Set the Pre-Payment Recalculation method to Reduce Number of Installments. This uncovers the Accrue Late Interest checkbox in the Interest Rate section.
Interest Rate Source (Fixed or Indexed)
You can set up two types of interest rate sources, via the Interest Rate Source setting of a loan product:
- Fixed: a fixed interest rate source, which is used for the the entire lifetime of the loan.
- Indexed: the interest rate source is tied to a specific benchmark (determined by an external entity—such as the government) with rate changes based on the movement of the benchmark. In this case, loans will need to be updated to reflect the new interest rate whenever it changes.
Click to see where to set the Index Rate Source option for loan products.
The frequency at which the interest rate should be reviewed is determined when creating a product and can be set on a daily, weekly or monthly basis. If there is a new interest rate when the review is made, then all loans using that source as an Index Interest Rate will be updated.
Interest rate changes will take effect immediately on the account as per the scheduled review frequency date or period as follows:
• For a standard loan with both principal and interest: the upcoming installment due amount will not be changed (this will be done by adjusting the principal component of that installment).
• For an interest only loan: the upcoming installment due amount will be changed right away as there will not be any principal component available to adjust the installment amount.
Consider a loan with the following terms:
- Loan Amount: USD1 000
- Interest: 5% (index) + 2% (spread)
- Monthly Installments
- Disbursal date: 2011/12/13
- Interest Frequency Review: Monthly
Now suppose that on January 1, the Central Bank keeps the Index rate at 5% and on February 1 increases it to 6%. The change will affect the loan's repayment schedule, according to the frequency review (in this case, the interest rate will change starting from 2012/03/13, one month from the review):
- First installment on 2012/01/13:
Interest = 5% Index + 2% Spread = 7%and the total interest due will not be changed.

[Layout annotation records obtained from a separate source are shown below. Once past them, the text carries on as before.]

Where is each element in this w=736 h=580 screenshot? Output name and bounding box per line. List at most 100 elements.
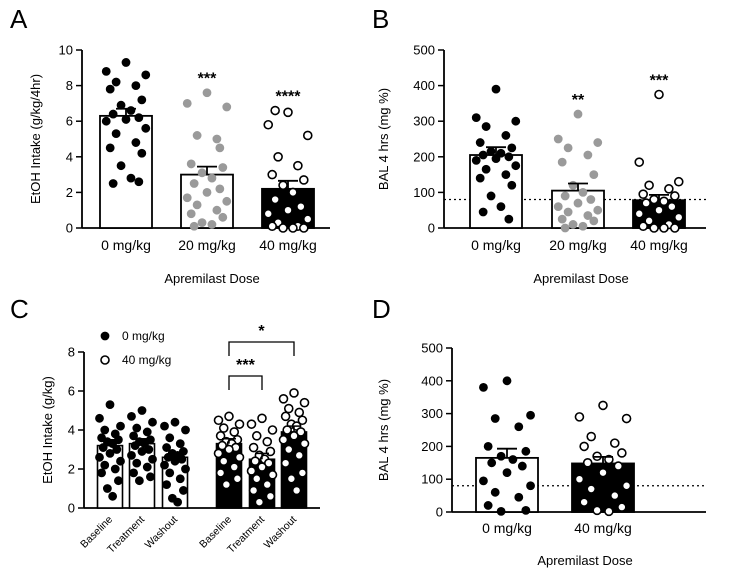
data-point <box>229 462 240 472</box>
data-point <box>278 393 289 404</box>
data-point <box>224 444 234 455</box>
panel-a-chart: 0 2 4 6 8 10 EtOH Intake (g/kg/4hr) 0 mg/kg 20 m… <box>28 43 330 286</box>
data-point <box>557 214 567 224</box>
data-point <box>131 81 141 90</box>
data-point <box>141 123 151 133</box>
data-point <box>302 214 313 224</box>
significance-label: * <box>258 323 265 340</box>
data-point <box>165 433 175 443</box>
data-point <box>134 177 144 187</box>
data-point <box>475 173 485 183</box>
legend-marker <box>100 355 110 365</box>
data-point <box>95 413 104 423</box>
data-point <box>114 476 123 486</box>
data-point <box>475 138 485 147</box>
data-point <box>560 191 570 201</box>
x-axis-label: Apremilast Dose <box>533 271 628 286</box>
data-point <box>574 412 585 422</box>
data-point <box>248 442 259 453</box>
x-category-label: 0 mg/kg <box>482 520 532 536</box>
data-point <box>296 427 306 437</box>
y-tick-label: 400 <box>413 78 435 93</box>
data-point <box>501 170 511 180</box>
data-point <box>478 207 488 217</box>
data-point <box>100 425 110 435</box>
data-point <box>270 194 280 205</box>
significance-label: ** <box>572 92 585 109</box>
y-tick-label: 500 <box>413 43 435 58</box>
data-point <box>649 223 659 233</box>
data-point <box>288 187 298 198</box>
data-point <box>644 216 654 226</box>
data-point <box>262 479 273 490</box>
data-point <box>224 411 234 422</box>
data-point <box>586 431 597 442</box>
y-axis-label: EtOH Intake (g/kg) <box>40 376 55 484</box>
data-point <box>137 406 147 415</box>
data-point <box>278 223 288 233</box>
legend-label: 0 mg/kg <box>122 329 165 343</box>
data-point <box>586 484 597 494</box>
data-point <box>592 505 602 516</box>
data-point <box>251 431 262 441</box>
data-point <box>234 452 245 463</box>
data-point <box>641 198 651 208</box>
data-point <box>116 456 125 466</box>
y-tick-label: 0 <box>66 221 73 236</box>
data-point <box>617 502 627 512</box>
data-point <box>116 161 126 171</box>
data-point <box>212 134 222 144</box>
data-point <box>659 223 669 233</box>
data-point <box>108 179 118 188</box>
data-point <box>101 66 111 76</box>
data-point <box>508 455 518 464</box>
data-point <box>589 216 599 226</box>
data-point <box>511 161 521 171</box>
data-point <box>288 223 298 233</box>
data-point <box>222 102 232 112</box>
data-point <box>257 462 267 472</box>
data-point <box>97 468 106 478</box>
data-point <box>148 417 157 427</box>
data-point <box>579 441 589 452</box>
legend-marker <box>100 331 110 341</box>
data-point <box>181 464 190 474</box>
data-point <box>213 448 224 459</box>
data-point <box>215 468 226 478</box>
data-point <box>563 143 573 153</box>
data-point <box>604 506 614 517</box>
data-point <box>568 180 578 190</box>
data-point <box>148 454 157 464</box>
data-point <box>302 130 313 141</box>
y-tick-label: 0 <box>436 505 443 520</box>
y-tick-label: 0 <box>428 221 435 236</box>
data-point <box>598 467 608 478</box>
data-point <box>263 208 274 219</box>
data-point <box>213 415 224 426</box>
data-point <box>267 169 277 180</box>
data-point <box>579 497 589 507</box>
y-tick-label: 10 <box>59 43 73 58</box>
data-point <box>121 58 131 67</box>
significance-label: **** <box>276 89 302 106</box>
data-point <box>129 468 139 478</box>
y-tick-label: 2 <box>68 462 75 477</box>
data-point <box>229 427 240 437</box>
data-point <box>141 70 151 80</box>
y-tick-label: 500 <box>421 341 443 356</box>
data-point <box>553 202 563 212</box>
data-point <box>265 491 276 502</box>
data-point <box>112 445 122 454</box>
data-point <box>297 415 308 426</box>
data-point <box>132 458 142 468</box>
data-point <box>514 422 524 432</box>
data-point <box>127 411 136 421</box>
data-point <box>283 205 293 215</box>
data-point <box>654 89 664 100</box>
data-point <box>491 154 501 163</box>
data-point <box>202 88 212 98</box>
data-point <box>102 484 112 493</box>
data-point <box>134 476 144 486</box>
data-point <box>215 143 225 153</box>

- Second installment on 2012/02/13:
Interest = 5% Index + 2% Spread = 7%and total interest due will not be changed.
- Third Installment on 2012/03/13:
Interest = 6% Index + 2% Spread = 8%and total interest due will be changed (in case of equal installments, a new PMT will be generated, based on the new interest rate).
- All the following installments will use
Interest = 6% Index + 2% Spread = 8%.
Index Rate Constraints
You can apply a floor (min) or ceiling (max) to index interest rates as well. This means the combined index and spread cannot be less than or more than a predefined value. These limitations can be defined as part of the loan product configuration, and they will apply to all accounts based on this loan product. In addition, you can set a default for the interest rate.
Click to see where to set the Interest Rate Default, Floor and Ceiling for loan products.
Assume the floor rate is 10% and the ceiling rate is 20%.
|Index Interest Rate||Spread||Calculated Rate||Actual Rate|
Days in Year
You can choose from three different ways to accrue interest on a loan:
- Actual 365/Fixed: calculates the interest daily by counting the number of days in the calendar and using a fixed 365-day year length.
- Actual/360: also computes the interest daily by counting the number of days in the calendar, but using a fixed 360-day year length.
- 30E/360: counts the days from the calendar, but also introduces some changes on the months with 31 and 28 days.
Particulars of the 30E/360 method
When using this method, months that have 31 days will be considered to have 30 days. This implies that the number of accrued interest days will be the same on the 31st of that month as on the 30th.
The last day of February is treated as the 30th day of the month.
Furthermore, the 30E/360 days in year method will compute the interest knowing that there is a maximum of 360 interest days in that year. So for instance, if a loan account has repayments paid yearly, the interest will be calculated for 360 days, instead of the actual number of days in the calendar.